Friday, January 20, 2006

Objections to ID

Libertarian economist Bob Murphy forays into the realm of scientific/philosophical controversy to put the kibosh on some of the more common objections to Intelligent Design. He does a pretty good job and says some very interesting things along the way.

For example, he observes that:

[The critics claim that] beyond being merely wrong, ID allegedly fails to qualify even as a scientific theory at all. Science invokes only natural causes to explain things in the natural world, and hence (the objection runs) ID is unscientific when it invokes an unseen "designer" to explain, say, the irreducible complexity of the human nervous system.

William Dembski has dealt this objection a decisive blow when he explains the potential for ID in bioterrorism forensics. At some point in the not too distant future, we will probably see outbreaks of genetically engineered viruses or bacteria. After a given outbreak, people will need to be able to determine whether the deaths were due to natural causes, or were instead homicides. Now whom should we ask to perform this task for us? Priests? Philosophers? Or scientists? And if you agree that it should be the scientists who figure it out, how should they proceed? Wouldn't they, oh I don't know, take samples of the viruses and see if they could've been produced by Darwinian processes, and then (if not) report to the government that we've got some terrorists out there designing killer microbes?
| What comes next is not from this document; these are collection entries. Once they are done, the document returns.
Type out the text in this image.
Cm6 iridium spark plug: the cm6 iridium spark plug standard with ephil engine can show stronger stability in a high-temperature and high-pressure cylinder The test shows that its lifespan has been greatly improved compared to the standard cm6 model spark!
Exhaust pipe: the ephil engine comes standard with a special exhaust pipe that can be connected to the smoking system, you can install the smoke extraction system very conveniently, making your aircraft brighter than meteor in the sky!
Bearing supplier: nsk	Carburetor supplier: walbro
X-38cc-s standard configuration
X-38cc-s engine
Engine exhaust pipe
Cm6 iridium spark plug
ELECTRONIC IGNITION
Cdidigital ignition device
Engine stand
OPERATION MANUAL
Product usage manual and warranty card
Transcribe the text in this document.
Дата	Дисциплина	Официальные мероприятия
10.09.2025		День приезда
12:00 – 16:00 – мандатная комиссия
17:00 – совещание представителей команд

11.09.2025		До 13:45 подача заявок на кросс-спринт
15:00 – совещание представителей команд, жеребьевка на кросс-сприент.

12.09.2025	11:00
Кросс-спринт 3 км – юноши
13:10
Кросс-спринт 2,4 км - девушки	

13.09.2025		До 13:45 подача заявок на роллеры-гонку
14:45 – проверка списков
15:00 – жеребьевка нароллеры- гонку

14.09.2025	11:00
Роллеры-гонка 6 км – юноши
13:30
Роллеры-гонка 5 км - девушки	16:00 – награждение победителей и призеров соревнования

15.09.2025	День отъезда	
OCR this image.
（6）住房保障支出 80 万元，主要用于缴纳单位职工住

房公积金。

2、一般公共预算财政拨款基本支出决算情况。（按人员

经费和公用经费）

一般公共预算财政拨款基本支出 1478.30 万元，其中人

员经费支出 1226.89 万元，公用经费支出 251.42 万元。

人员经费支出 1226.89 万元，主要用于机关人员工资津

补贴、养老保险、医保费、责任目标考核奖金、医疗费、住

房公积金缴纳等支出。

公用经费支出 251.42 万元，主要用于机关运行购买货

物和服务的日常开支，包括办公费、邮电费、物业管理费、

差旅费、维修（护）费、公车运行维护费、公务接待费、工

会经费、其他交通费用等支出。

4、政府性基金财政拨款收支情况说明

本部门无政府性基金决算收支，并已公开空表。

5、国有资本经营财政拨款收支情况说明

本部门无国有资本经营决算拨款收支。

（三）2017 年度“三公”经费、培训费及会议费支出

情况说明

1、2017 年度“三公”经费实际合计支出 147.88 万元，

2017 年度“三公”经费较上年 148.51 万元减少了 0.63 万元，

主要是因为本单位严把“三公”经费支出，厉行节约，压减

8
I think that even the atheist who carries this thought experiment out will have to concede that the counterterrorism analysts will end up doing things that Behe and Dembski talk about right now. Note that I'm not saying the government will hire Behe and Dembski to do it; maybe they're not very good scientists after all. But their work is not in principle unscientific, unless we admit that scientists would have nothing to say in the autopsies of entire towns wiped out by a mysterious virus.

Later he notes that those who argue against creationism by insisting that God would never create something just to have it go extinct must, if they're consistent, be atheists:

I want to reiterate a point I've made elsewhere: If you think that creationism (which isn't the same as ID, by the way) can be ruled out on theological grounds, then (if you believe in the standard theory of evolution) you have to be a virtual atheist. For if no benevolent God would ever (say) specially create millions of different species such that the vast majority would go extinct, then no benevolent God would set up the initial conditions of the universe such that random mutation and natural selection would lead to the evolution and extinction of 99% of all species. In other words, if you think that the history of life rules out the Genesis account, be prepared for it to rule out any account involving a God who is powerful, benevolent, and wise.

He finishes by addressing the claim, iterated and reiterated by Judge Jones in his Kitzmiller decision, that ID is just a disguised form of Christianity:

A very popular (and ad hominem) attack is that ID proponents don't really just believe in ID; they're actually Bible-thumping Christians who pretend they don't know anything about the designer in order to keep the classroom textbooks legal. I agree that the vast majority of ID proponents probably fit this description. However, one notable exception is philosopher Antony Flew. When Flew renounced his atheism because of the evidence of design, I recall prominent atheists reassuring their followers that Flew wasn't a Christian, and that all he meant was that life didn't arise purely by accident. So apparently (as even the atheists in this case point out with relief) one can be convinced by the empirical evidence that life exhibits design, without endorsing the God of the Bible.

Murphy is a layman and some might scoff that he's unqualified to pass judgment on the arguments he critiques, but then Judge Jones is a layman who spent the seven years before his appointment to the federal bench as the chairman of the state liquor control board (hardly a scientific think tank), yet the anti-ID folks seem unable to praise his Solomonic wisdom highly enough.